> Neural accelerators to get prompt prefill time down. Apple Neural Engine is a ...

pdpi · 2025-12-19T00:52:23 1766105543

> Do you really need a fully connected mesh? Doesn't Thunderbolt just show up as a network connection that RDMA is ran on top of?

If you daisy chain four nodes, then traffic between nodes #1 and #4 eat up all of nodes #2 and #3's bandwidth, and you eat a big latency penalty. So, absent a switch, the fully connected mesh is the only way to have fast access to all the memory.

Dylan16807 · 2025-12-19T17:53:26 1766166806

Obviously don't daisy chain, that wastes ports so badly. But if you connect 4 nodes into a loop, it goes fine. Relaying only adds 33% extra traffic. And what specifically are the latency numbers you have in mind?

If you have 3 links per box, then you can set up 8 nodes with a max distance of 2 hops and an average distance of 1.57 hops. That's not too bad. It's pretty close to having 2 links each to a big switch.

rbanffy · 2025-12-19T12:23:37 1766147017

Can’t you make bandwidth reservations and optimise data location to prefer comms between directly connected nodes over one or two-hop paths?

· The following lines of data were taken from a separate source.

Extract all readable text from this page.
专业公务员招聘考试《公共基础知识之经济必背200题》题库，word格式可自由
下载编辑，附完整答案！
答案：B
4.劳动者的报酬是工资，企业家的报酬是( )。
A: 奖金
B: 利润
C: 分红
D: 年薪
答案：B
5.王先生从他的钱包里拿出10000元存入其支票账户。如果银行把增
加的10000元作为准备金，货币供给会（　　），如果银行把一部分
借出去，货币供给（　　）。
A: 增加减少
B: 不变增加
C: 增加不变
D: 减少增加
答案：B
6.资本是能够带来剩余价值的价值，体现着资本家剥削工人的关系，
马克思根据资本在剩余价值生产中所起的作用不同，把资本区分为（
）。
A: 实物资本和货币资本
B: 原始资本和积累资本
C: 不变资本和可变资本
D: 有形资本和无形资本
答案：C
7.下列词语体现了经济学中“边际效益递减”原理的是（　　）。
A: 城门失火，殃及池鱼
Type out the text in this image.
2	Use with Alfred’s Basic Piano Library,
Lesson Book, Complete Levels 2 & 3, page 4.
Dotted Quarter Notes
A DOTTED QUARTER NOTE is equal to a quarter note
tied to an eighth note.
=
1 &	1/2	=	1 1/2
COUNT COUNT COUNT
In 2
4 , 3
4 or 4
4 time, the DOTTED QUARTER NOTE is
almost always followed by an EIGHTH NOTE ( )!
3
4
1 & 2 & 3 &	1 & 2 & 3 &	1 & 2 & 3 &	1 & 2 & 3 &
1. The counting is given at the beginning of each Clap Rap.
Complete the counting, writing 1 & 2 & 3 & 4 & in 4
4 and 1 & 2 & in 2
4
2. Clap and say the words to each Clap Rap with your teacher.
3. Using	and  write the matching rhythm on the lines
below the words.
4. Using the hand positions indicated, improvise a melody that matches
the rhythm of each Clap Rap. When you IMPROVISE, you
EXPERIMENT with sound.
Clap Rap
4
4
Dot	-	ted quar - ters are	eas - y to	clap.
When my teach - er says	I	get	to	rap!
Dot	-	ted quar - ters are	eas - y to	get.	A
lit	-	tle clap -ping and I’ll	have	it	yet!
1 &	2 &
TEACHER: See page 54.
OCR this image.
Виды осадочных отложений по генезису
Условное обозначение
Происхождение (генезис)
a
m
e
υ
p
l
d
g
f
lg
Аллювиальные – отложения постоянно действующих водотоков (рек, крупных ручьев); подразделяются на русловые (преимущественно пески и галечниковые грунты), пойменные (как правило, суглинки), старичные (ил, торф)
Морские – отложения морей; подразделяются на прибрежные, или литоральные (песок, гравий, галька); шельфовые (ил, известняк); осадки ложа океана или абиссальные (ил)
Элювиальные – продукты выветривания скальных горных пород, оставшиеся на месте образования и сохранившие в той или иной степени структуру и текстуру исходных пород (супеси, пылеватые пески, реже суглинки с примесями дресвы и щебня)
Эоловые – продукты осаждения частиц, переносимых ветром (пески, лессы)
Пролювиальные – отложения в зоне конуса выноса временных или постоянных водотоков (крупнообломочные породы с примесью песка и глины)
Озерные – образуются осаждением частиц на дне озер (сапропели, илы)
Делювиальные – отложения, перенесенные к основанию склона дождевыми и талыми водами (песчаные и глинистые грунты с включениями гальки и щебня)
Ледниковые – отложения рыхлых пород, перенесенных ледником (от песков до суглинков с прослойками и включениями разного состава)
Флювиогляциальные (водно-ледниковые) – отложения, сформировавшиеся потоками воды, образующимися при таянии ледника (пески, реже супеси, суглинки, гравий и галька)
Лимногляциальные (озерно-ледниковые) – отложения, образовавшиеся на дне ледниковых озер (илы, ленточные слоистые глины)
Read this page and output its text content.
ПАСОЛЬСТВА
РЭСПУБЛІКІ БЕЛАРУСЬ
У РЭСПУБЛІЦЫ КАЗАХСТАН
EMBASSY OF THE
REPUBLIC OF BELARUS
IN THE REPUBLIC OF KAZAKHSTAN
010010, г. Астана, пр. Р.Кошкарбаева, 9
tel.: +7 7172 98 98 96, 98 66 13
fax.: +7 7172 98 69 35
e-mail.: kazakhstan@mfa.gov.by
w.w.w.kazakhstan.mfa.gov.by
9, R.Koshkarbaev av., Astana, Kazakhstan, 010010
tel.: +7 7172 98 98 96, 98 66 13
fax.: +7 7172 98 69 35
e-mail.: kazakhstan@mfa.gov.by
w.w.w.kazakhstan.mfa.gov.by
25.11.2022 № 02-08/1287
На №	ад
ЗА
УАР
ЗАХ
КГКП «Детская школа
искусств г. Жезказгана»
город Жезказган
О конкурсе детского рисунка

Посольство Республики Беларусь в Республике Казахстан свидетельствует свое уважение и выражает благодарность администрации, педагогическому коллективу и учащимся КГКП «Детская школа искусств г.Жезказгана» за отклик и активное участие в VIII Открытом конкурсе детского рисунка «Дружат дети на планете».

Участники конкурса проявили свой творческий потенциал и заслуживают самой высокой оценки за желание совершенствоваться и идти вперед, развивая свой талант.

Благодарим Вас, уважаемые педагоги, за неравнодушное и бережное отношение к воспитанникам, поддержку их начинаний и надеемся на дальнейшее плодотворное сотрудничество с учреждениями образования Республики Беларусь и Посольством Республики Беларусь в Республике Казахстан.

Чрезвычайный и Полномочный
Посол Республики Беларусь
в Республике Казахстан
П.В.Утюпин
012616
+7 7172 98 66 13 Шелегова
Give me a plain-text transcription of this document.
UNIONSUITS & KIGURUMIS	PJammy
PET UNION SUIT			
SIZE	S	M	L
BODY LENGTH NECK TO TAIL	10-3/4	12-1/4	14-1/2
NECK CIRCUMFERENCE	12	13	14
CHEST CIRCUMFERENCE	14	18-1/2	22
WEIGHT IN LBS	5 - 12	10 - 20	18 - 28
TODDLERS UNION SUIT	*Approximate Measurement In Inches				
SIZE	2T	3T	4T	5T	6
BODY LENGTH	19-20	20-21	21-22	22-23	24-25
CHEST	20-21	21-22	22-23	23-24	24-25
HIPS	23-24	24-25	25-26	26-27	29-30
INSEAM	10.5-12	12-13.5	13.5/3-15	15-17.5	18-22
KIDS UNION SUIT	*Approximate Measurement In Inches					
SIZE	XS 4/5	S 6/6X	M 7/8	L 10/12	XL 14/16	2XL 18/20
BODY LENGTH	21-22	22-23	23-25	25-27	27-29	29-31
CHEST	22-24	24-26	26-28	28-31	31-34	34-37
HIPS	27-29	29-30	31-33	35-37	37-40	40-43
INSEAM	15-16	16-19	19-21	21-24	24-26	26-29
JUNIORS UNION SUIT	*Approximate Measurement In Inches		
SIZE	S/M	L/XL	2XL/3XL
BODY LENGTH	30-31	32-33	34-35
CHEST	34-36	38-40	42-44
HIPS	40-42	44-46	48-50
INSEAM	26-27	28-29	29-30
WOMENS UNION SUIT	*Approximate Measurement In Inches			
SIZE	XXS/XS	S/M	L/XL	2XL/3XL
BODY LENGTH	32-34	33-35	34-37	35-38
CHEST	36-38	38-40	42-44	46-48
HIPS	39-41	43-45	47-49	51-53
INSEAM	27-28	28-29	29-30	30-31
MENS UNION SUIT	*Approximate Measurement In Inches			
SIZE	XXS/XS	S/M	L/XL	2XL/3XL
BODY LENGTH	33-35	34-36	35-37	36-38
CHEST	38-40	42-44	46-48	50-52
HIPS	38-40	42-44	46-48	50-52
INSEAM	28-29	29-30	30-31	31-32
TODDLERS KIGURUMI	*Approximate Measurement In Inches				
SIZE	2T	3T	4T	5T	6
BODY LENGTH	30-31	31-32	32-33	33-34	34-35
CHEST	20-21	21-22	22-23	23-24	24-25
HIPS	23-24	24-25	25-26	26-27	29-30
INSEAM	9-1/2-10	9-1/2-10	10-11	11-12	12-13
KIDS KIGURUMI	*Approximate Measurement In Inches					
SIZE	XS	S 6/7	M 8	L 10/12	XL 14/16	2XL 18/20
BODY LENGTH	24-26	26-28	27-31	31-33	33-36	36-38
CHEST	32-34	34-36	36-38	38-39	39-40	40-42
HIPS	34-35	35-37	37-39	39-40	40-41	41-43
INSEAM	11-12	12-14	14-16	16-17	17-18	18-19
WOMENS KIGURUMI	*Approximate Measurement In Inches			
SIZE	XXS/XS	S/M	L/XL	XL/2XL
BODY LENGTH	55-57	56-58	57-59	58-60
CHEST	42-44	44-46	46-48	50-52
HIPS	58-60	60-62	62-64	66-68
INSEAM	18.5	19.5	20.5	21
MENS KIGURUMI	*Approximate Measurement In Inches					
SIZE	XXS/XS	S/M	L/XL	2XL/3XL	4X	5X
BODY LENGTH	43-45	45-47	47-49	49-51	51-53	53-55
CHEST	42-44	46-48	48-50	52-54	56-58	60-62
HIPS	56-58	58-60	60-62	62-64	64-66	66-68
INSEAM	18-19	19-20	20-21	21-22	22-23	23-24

KeplerBoy · 2025-12-19T12:47:54 1766148474

Sure, one could think of some kind of pipeline parallelism where you only need a fast transfer to the next step in the model and that would boost throughput but not increase model size.

fooblaster · 2025-12-18T23:54:19 1766102059

Might be helpful if they actually provided a programming model for ANE that isn't onnx. ANE not having a native development model just means software support will not be great.

sroussey · 2025-12-19T03:13:54 1766114034

onnx supports CoreML, is that how?

liuliu · 2025-12-19T00:14:05 1766103245

They were talking about neural accelerators (a silicon piece on GPU): https://releases.drawthings.ai/p/metal-flashattention-v25-w-...

csdreamer7 · 2025-12-19T00:21:17 1766103677

> Apple Neural Engine is a thing already, with support for multiply-accumulate on INT8 and FP16. AI inference frameworks need to add support for it.

Or, Apple could pay for the engineers to add it.

ls612 · 2025-12-19T01:07:51 1766106471

Apple already paid software engineers to add Tensorflow support for the ANE hardware.

solarkraft · 2025-12-19T04:12:37 1766117557

How much of an improvement can be expected here? It seems to me that in general most potential is pretty quickly realized on Apple platforms.